The Ministry of Finance and Economic Planning should liaise with Parliament to amend the relevant sections of the Petroleum Revenue Management Act 2011, (ACT 815) to give the Investment Advisory Committee the free-hand to evolve strategies that will diversify as well as stabilize petroleum funds for local investments, the statement added.
It said if the Social Security and Pension Funds which are largely managed by Ghanaian entities within the country was doing well, then part of the petroleum funds should be invested in Ghana for Ghanaians to manage it.
The statement lauded the Public Interest and Accountability Committee’s (PIAC) report that Ghana’s oil revenue had so far been managed prudently in accordance with the Petroleum Revenue Management Act, it still expects improved adherence to the principles of good governance.

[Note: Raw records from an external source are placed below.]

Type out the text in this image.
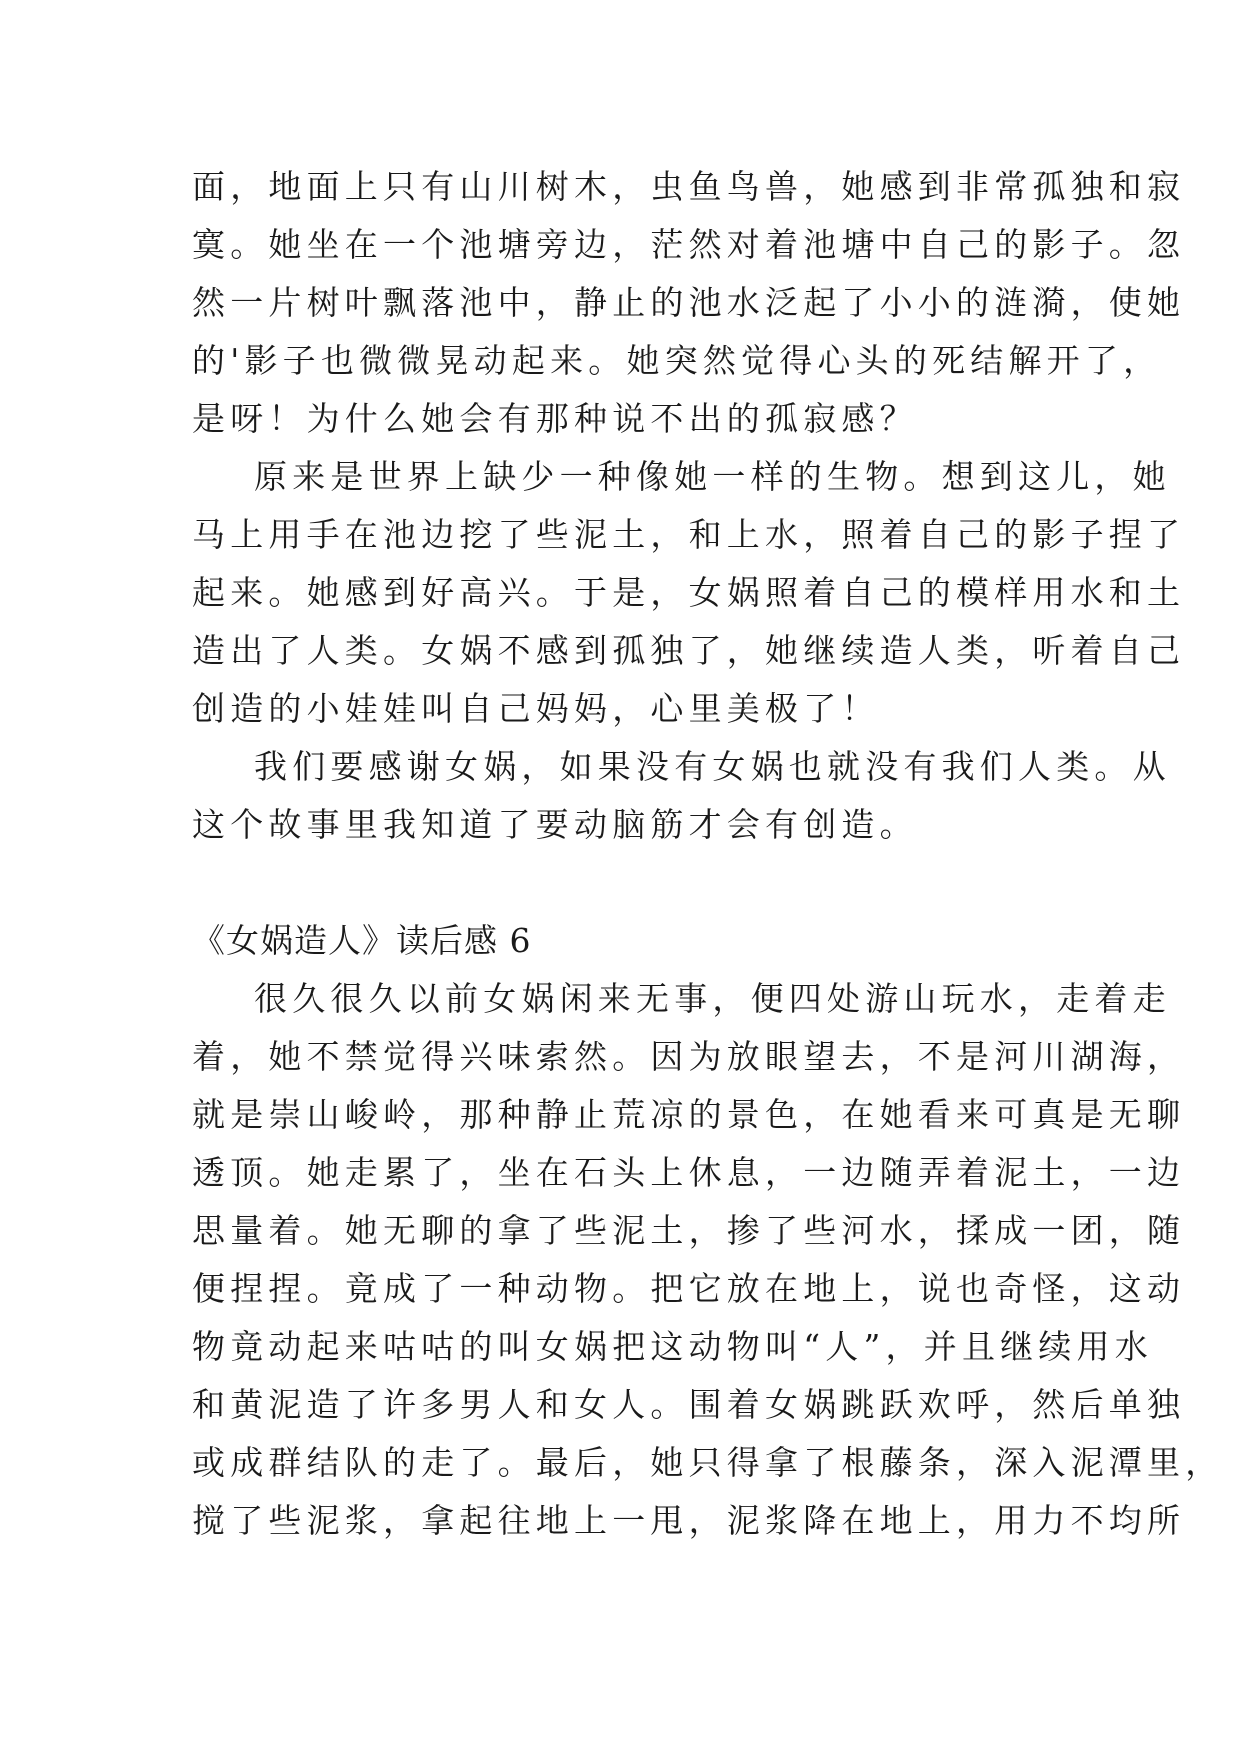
面，地面上只有山川树木，虫鱼鸟兽，她感到非常孤独和寂
寞。她坐在一个池塘旁边，茫然对着池塘中自己的影子。忽
然一片树叶飘落池中，静止的池水泛起了小小的涟漪，使她
的'影子也微微晃动起来。她突然觉得心头的死结解开了，
是呀！为什么她会有那种说不出的孤寂感？
原来是世界上缺少一种像她一样的生物。想到这儿，她
马上用手在池边挖了些泥土，和上水，照着自己的影子捏了
起来。她感到好高兴。于是，女娲照着自己的模样用水和土
造出了人类。女娲不感到孤独了，她继续造人类，听着自己
创造的小娃娃叫自己妈妈，心里美极了！
我们要感谢女娲，如果没有女娲也就没有我们人类。从
这个故事里我知道了要动脑筋才会有创造。
《女娲造人》读后感 6
很久很久以前女娲闲来无事，便四处游山玩水，走着走
着，她不禁觉得兴味索然。因为放眼望去，不是河川湖海，
就是崇山峻岭，那种静止荒凉的景色，在她看来可真是无聊
透顶。她走累了，坐在石头上休息，一边随弄着泥土，一边
思量着。她无聊的拿了些泥土，掺了些河水，揉成一团，随
便捏捏。竟成了一种动物。把它放在地上，说也奇怪，这动
物竟动起来咕咕的叫女娲把这动物叫“人”，并且继续用水
和黄泥造了许多男人和女人。围着女娲跳跃欢呼，然后单独
或成群结队的走了。最后，她只得拿了根藤条，深入泥潭里，
搅了些泥浆，拿起往地上一甩，泥浆降在地上，用力不均所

It called for more projects to be allocated for the Western Region in the 2013 budget to speed infrastructural development in the Region whilst the government and companies operating in the industry should design a focused strategy to equip training institutions in the country to train people to acquire the expertise to manage the industry.
It described as “unacceptable” the £14,000 spent on the training of one Ghanaian abroad when the same training could be done locally at a reduced cost and stressed the need for packages to enable more people to be trained home.
“We are of the belief that if international oil companies (IOCs) and the Ghana National Petroleum Company (GNPC) which is the national oil company, are listed on the Ghana Stock Exchange, it will deepen market but this cannot be a substitute for actual participation of Ghanaian,” the statement said.